Designing deep networks robust to adversarial examples remains an open problem. Recently, it was shown that adversaries relying on only top-1 feedback (i.e., the hard-label) from an image classification model can arbitrarily shift an image towards an intended target prediction. Likewise, these hard-label adversaries enjoy performance comparable to first-order adversaries relying on the full model gradient. It was also shown in the gradient-level setting that regular adversarial examples leave the data manifold, while their on-manifold counterparts are in fact generalization errors. In this paper, we argue that query efficiency in the hard-label setting is also connected to an adversary's traversal through the data manifold.
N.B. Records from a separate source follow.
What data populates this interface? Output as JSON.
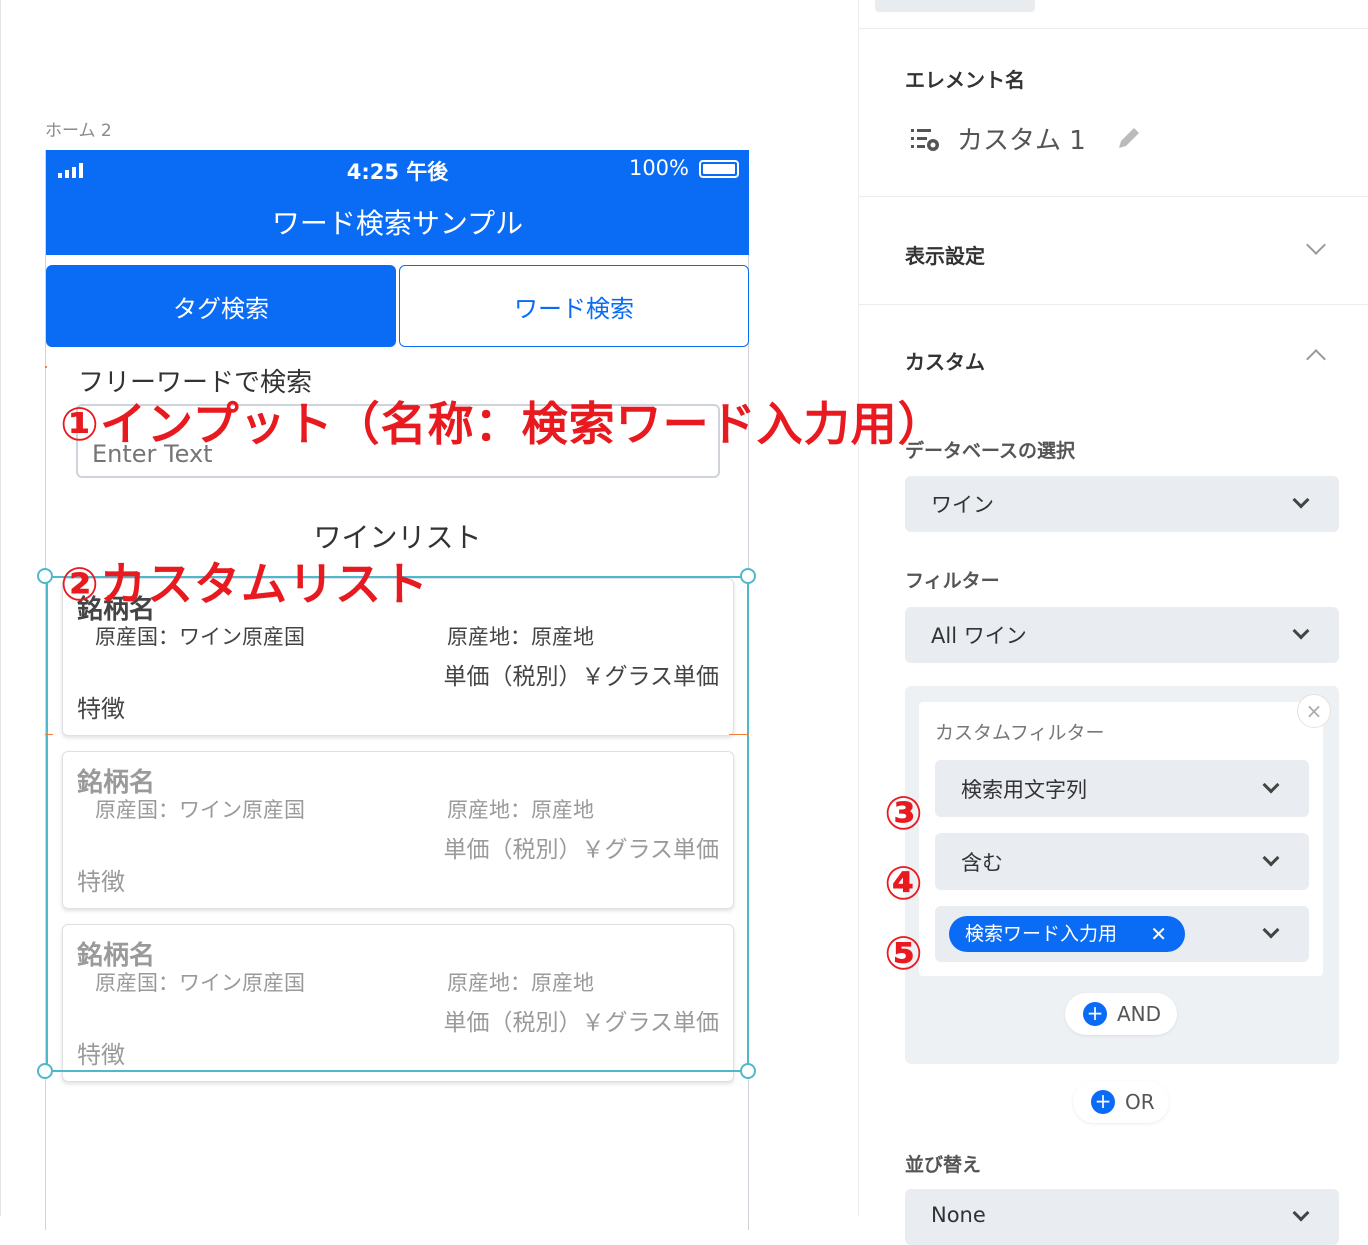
{
  "canvas": {
    "screen_label": "ホーム 2"
  },
  "phone": {
    "status_time": "4:25 午後",
    "status_battery": "100%",
    "title": "ワード検索サンプル",
    "tabs": [
      {
        "label": "タグ検索"
      },
      {
        "label": "ワード検索"
      }
    ],
    "search_label": "フリーワードで検索",
    "search_placeholder": "Enter Text",
    "list_heading": "ワインリスト",
    "cards": [
      {
        "name": "銘柄名",
        "origin": "原産国：ワイン原産国",
        "region": "原産地：原産地",
        "price": "単価（税別）￥グラス単価",
        "feature": "特徴"
      },
      {
        "name": "銘柄名",
        "origin": "原産国：ワイン原産国",
        "region": "原産地：原産地",
        "price": "単価（税別）￥グラス単価",
        "feature": "特徴"
      },
      {
        "name": "銘柄名",
        "origin": "原産国：ワイン原産国",
        "region": "原産地：原産地",
        "price": "単価（税別）￥グラス単価",
        "feature": "特徴"
      }
    ]
  },
  "annotations": {
    "input": "①インプット（名称：検索ワード入力用）",
    "custom_list": "②カスタムリスト",
    "n3": "③",
    "n4": "④",
    "n5": "⑤",
    "color": "#e8191f"
  },
  "panel": {
    "element_name_title": "エレメント名",
    "element_name": "カスタム 1",
    "display_settings": "表示設定",
    "custom_title": "カスタム",
    "db_label": "データベースの選択",
    "db_value": "ワイン",
    "filter_label": "フィルター",
    "filter_value": "All ワイン",
    "custom_filter_title": "カスタムフィルター",
    "cf_field": "検索用文字列",
    "cf_operator": "含む",
    "cf_value_chip": "検索ワード入力用",
    "and_label": "AND",
    "or_label": "OR",
    "sort_label": "並び替え",
    "sort_value": "None"
  },
  "colors": {
    "accent": "#0a6cf5",
    "selection": "#4fb9cc"
  }
}
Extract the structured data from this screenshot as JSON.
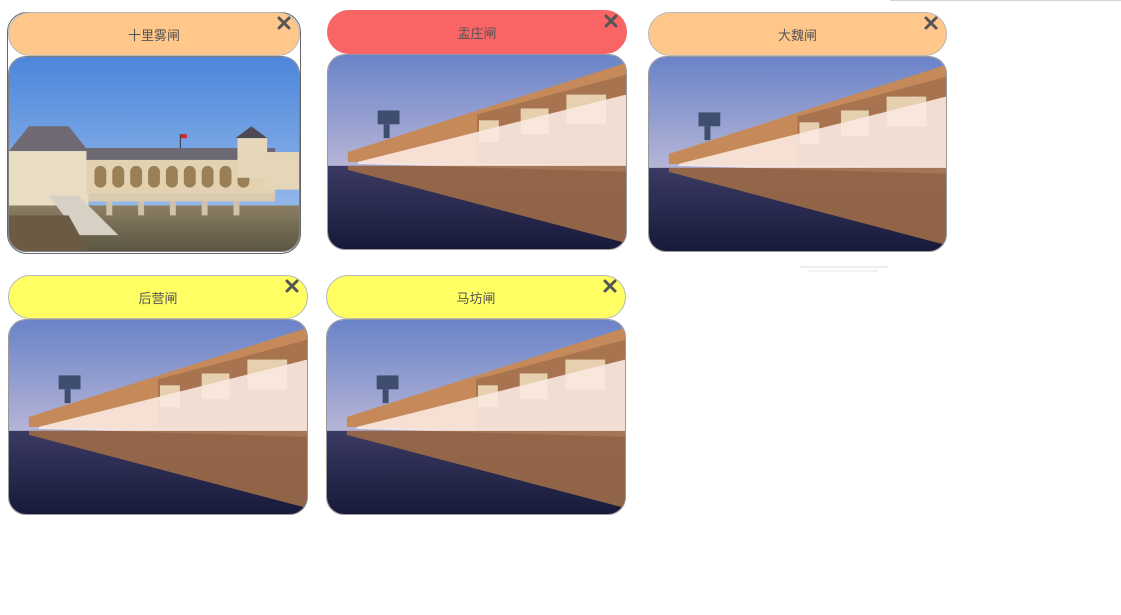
{
  "cards": [
    {
      "title": "十里雾闸",
      "header_color": "#ffc78a",
      "close_icon": "close-x-icon",
      "photo": "building-gate-photo"
    },
    {
      "title": "盂庄闸",
      "header_color": "#f96565",
      "close_icon": "close-x-icon",
      "photo": "dam-spillway-photo"
    },
    {
      "title": "大魏闸",
      "header_color": "#ffc78a",
      "close_icon": "close-x-icon",
      "photo": "dam-spillway-photo"
    },
    {
      "title": "后营闸",
      "header_color": "#ffff63",
      "close_icon": "close-x-icon",
      "photo": "dam-spillway-photo"
    },
    {
      "title": "马坊闸",
      "header_color": "#ffff63",
      "close_icon": "close-x-icon",
      "photo": "dam-spillway-photo"
    }
  ]
}
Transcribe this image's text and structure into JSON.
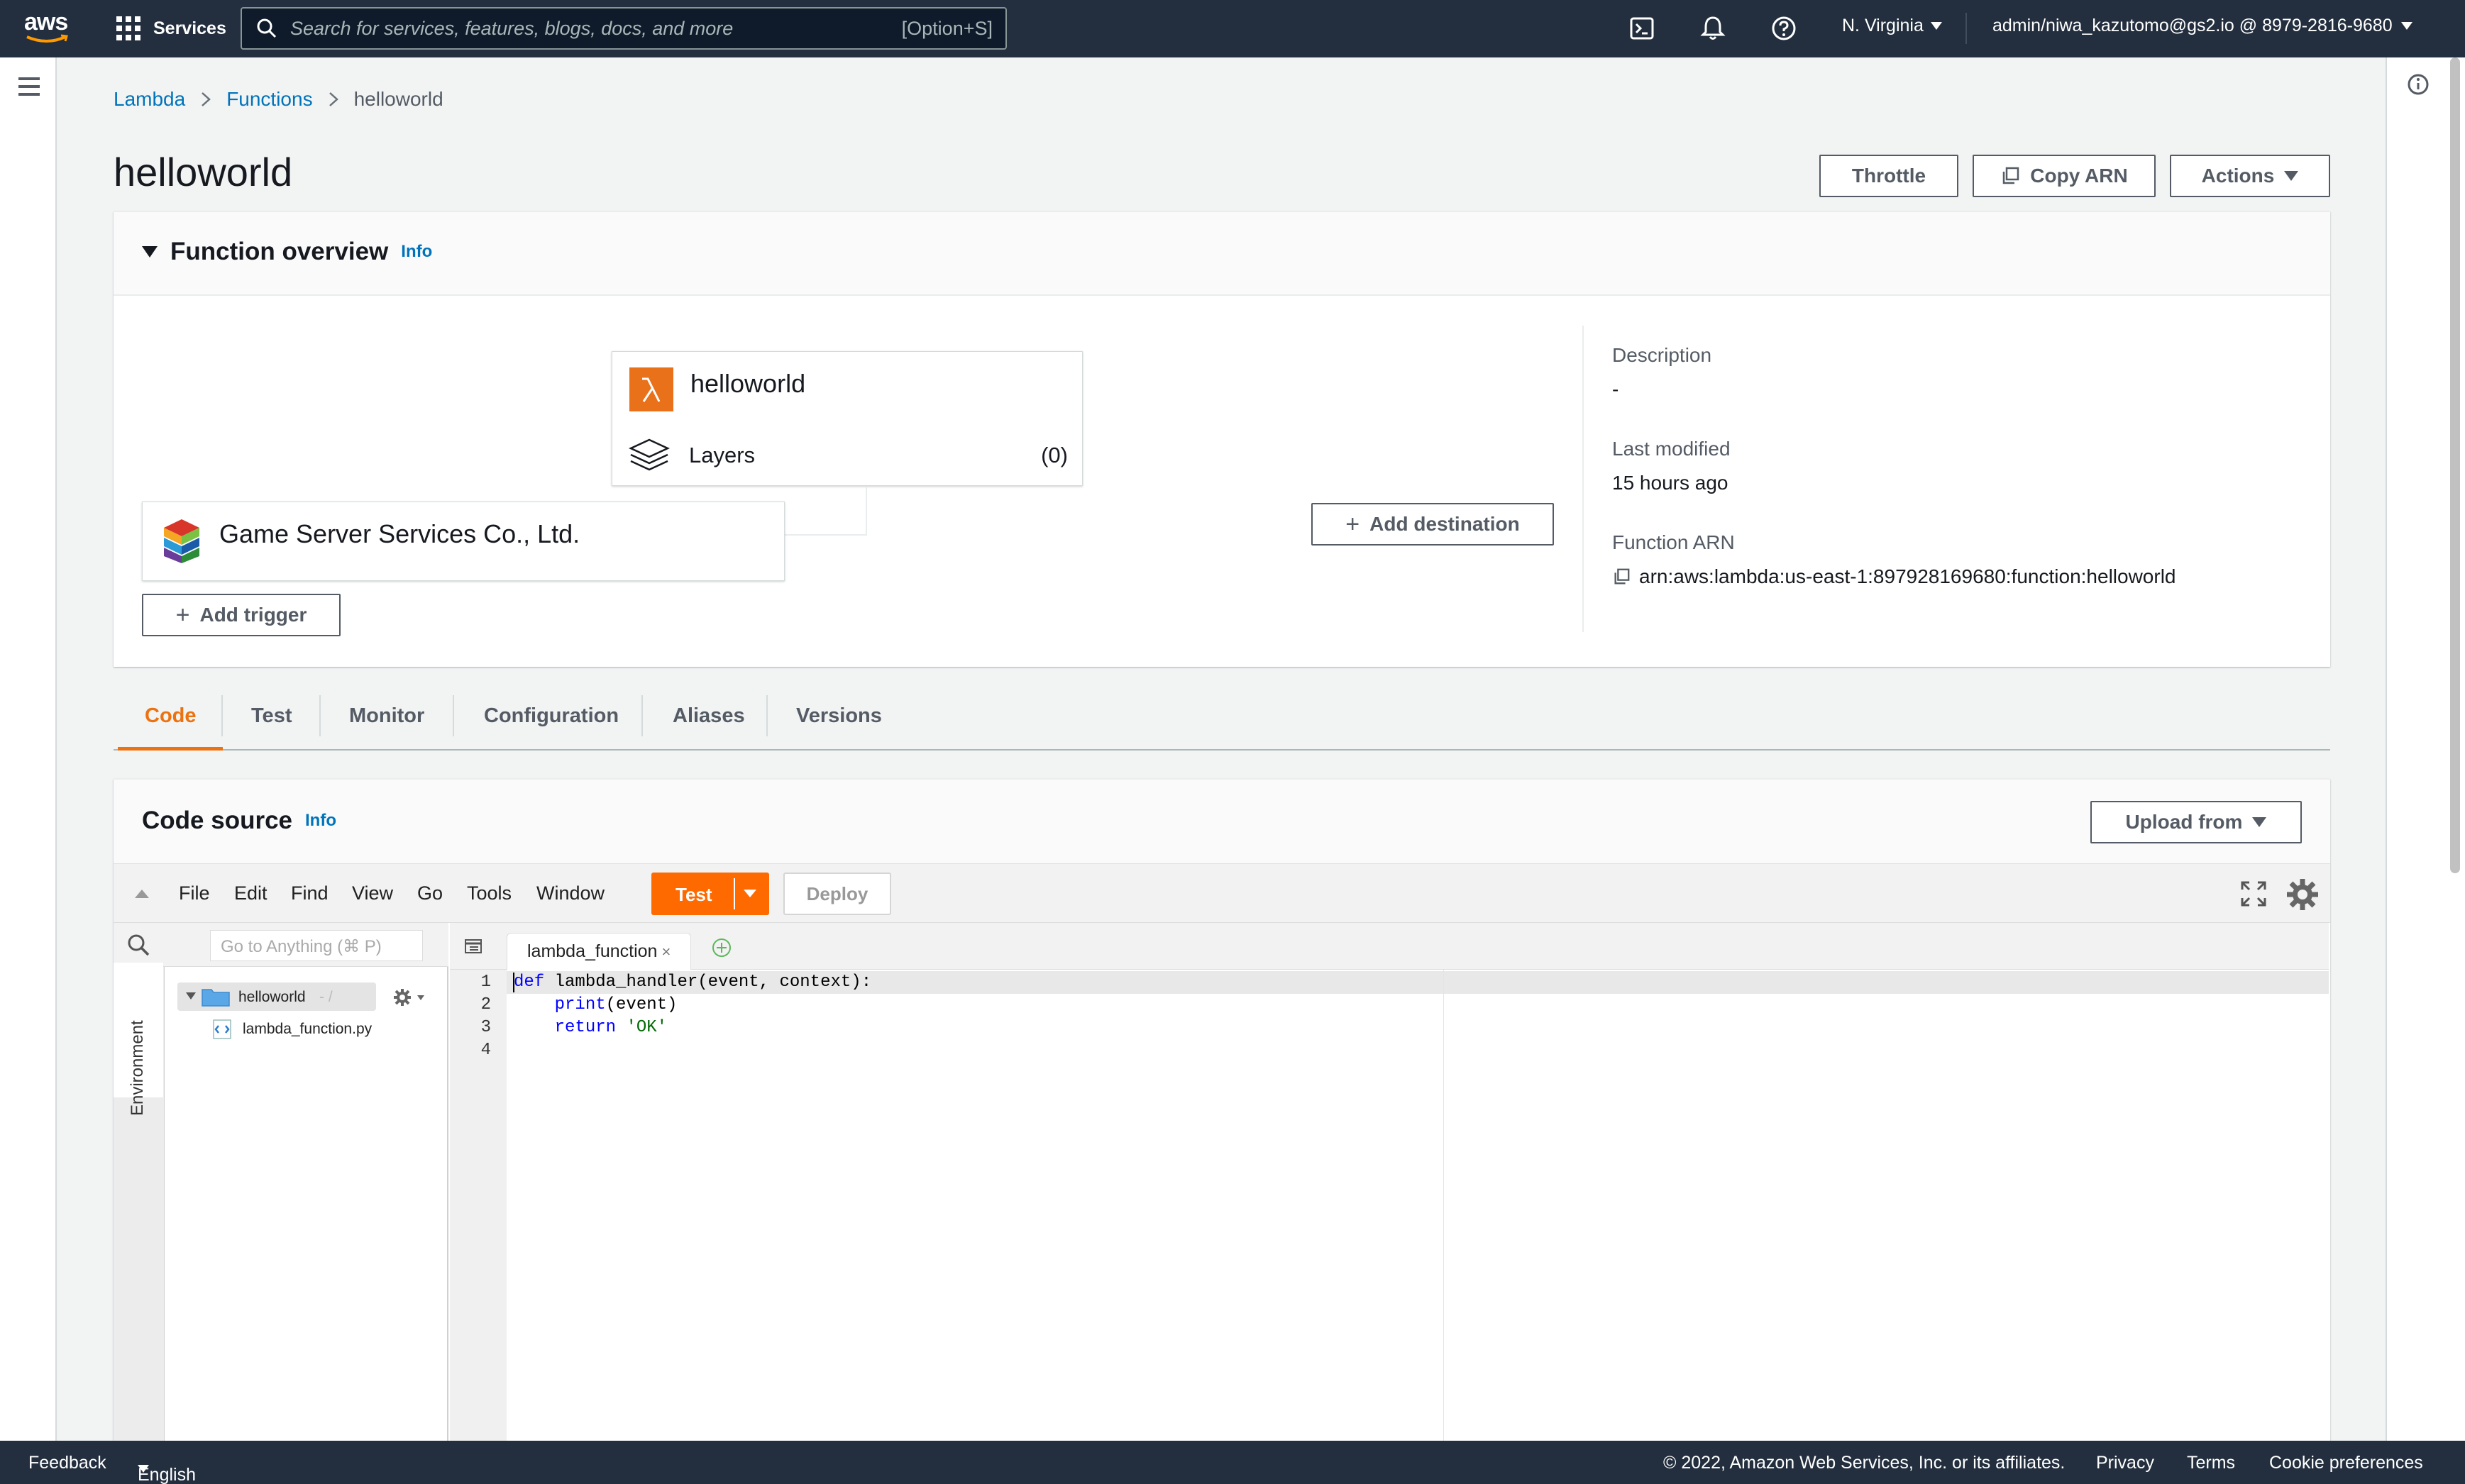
{
  "nav": {
    "logo": "aws",
    "services_label": "Services",
    "search_placeholder": "Search for services, features, blogs, docs, and more",
    "search_shortcut": "[Option+S]",
    "region": "N. Virginia",
    "account": "admin/niwa_kazutomo@gs2.io @ 8979-2816-9680",
    "icons": [
      "cloudshell-icon",
      "bell-icon",
      "help-icon"
    ]
  },
  "breadcrumb": [
    "Lambda",
    "Functions",
    "helloworld"
  ],
  "page": {
    "title": "helloworld",
    "buttons": {
      "throttle": "Throttle",
      "copy_arn": "Copy ARN",
      "actions": "Actions"
    }
  },
  "overview": {
    "title": "Function overview",
    "info": "Info",
    "function_name": "helloworld",
    "layers_label": "Layers",
    "layers_count": "(0)",
    "trigger_name": "Game Server Services Co., Ltd.",
    "add_trigger": "Add trigger",
    "add_destination": "Add destination",
    "description_label": "Description",
    "description_value": "-",
    "last_modified_label": "Last modified",
    "last_modified_value": "15 hours ago",
    "arn_label": "Function ARN",
    "arn_value": "arn:aws:lambda:us-east-1:897928169680:function:helloworld"
  },
  "tabs": [
    "Code",
    "Test",
    "Monitor",
    "Configuration",
    "Aliases",
    "Versions"
  ],
  "active_tab": "Code",
  "code_source": {
    "title": "Code source",
    "info": "Info",
    "upload_from": "Upload from",
    "menu": [
      "File",
      "Edit",
      "Find",
      "View",
      "Go",
      "Tools",
      "Window"
    ],
    "test_label": "Test",
    "deploy_label": "Deploy",
    "goto_placeholder": "Go to Anything (⌘ P)",
    "environment_label": "Environment",
    "folder_name": "helloworld",
    "folder_suffix": "- /",
    "file_name": "lambda_function.py",
    "editor_tab": "lambda_function",
    "line_numbers": [
      "1",
      "2",
      "3",
      "4"
    ],
    "code": {
      "l1_kw": "def",
      "l1_rest": " lambda_handler(event, context):",
      "l2_kw": "    print",
      "l2_rest": "(event)",
      "l3_kw": "    return",
      "l3_sp": " ",
      "l3_str": "'OK'"
    }
  },
  "footer": {
    "feedback": "Feedback",
    "language": "English (US)",
    "copyright": "© 2022, Amazon Web Services, Inc. or its affiliates.",
    "privacy": "Privacy",
    "terms": "Terms",
    "cookies": "Cookie preferences"
  },
  "colors": {
    "nav_bg": "#232f3e",
    "accent": "#ec7211",
    "link": "#0073bb",
    "test_button": "#ff6a00"
  }
}
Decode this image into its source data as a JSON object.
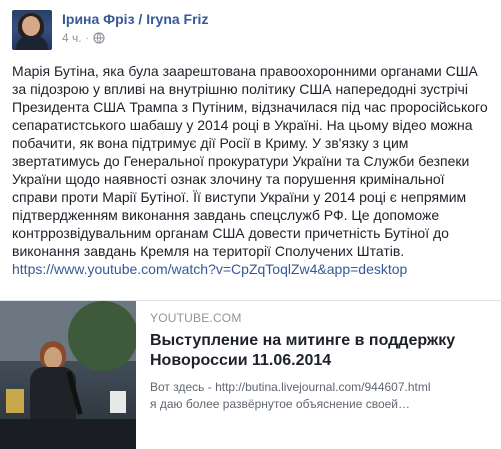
{
  "post": {
    "author": "Ірина Фріз / Iryna Friz",
    "time": "4 ч.",
    "separator": "·",
    "privacy_icon": "globe-icon",
    "avatar": "avatar-photo",
    "text_lines": [
      "Марія Бутіна, яка була заарештована правоохоронними органами США",
      "за підозрою у впливі на внутрішню політику США напередодні зустрічі",
      "Президента США Трампа з Путіним, відзначилася під час проросійського",
      "сепаратистського шабашу у 2014 році в Україні. На цьому відео можна",
      "побачити, як вона підтримує дії Росії в Криму. У зв'язку з цим",
      "звертатимусь до Генеральної прокуратури України та Служби безпеки",
      "України щодо наявності ознак злочину та порушення кримінальної",
      "справи проти Марії Бутіної. Її виступи України у 2014 році є непрямим",
      "підтвердженням виконання завдань спецслужб РФ. Це допоможе",
      "контррозвідувальним органам США довести причетність Бутіної до",
      "виконання завдань Кремля на території Сполучених Штатів."
    ],
    "link": "https://www.youtube.com/watch?v=CpZqToqlZw4&app=desktop"
  },
  "preview": {
    "site": "YOUTUBE.COM",
    "title_line1": "Выступление на митинге в поддержку",
    "title_line2": "Новороссии 11.06.2014",
    "desc_line1": "Вот здесь - http://butina.livejournal.com/944607.html",
    "desc_line2": "я даю более развёрнутое объяснение своей…",
    "thumbnail": "video-thumbnail"
  },
  "colors": {
    "author": "#365899",
    "link": "#365899",
    "meta": "#90949c",
    "text": "#1d2129",
    "border": "#dddfe2"
  }
}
To explain this behavior, we propose an information-theoretic argument based on a noisy manifold distance oracle, which leaks manifold information through the adversary's distribution of gradient estimates. Through numerical experiments of manifold-gradient mutual information, we show this behavior acts as a function of the effective problem dimensionality. On high-dimensional real-world datasets and multiple hard-label attacks using dimension reduction, we observe the same behavior to produce samples closer to the data manifold. This can result in up to 10x decrease in the manifold distance measure, regardless of the model robustness. Our results suggest that our variant of hard-label attack can find a higher concentration of generalization errors than previous techniques, leading to improved worst-case analysis for model designers.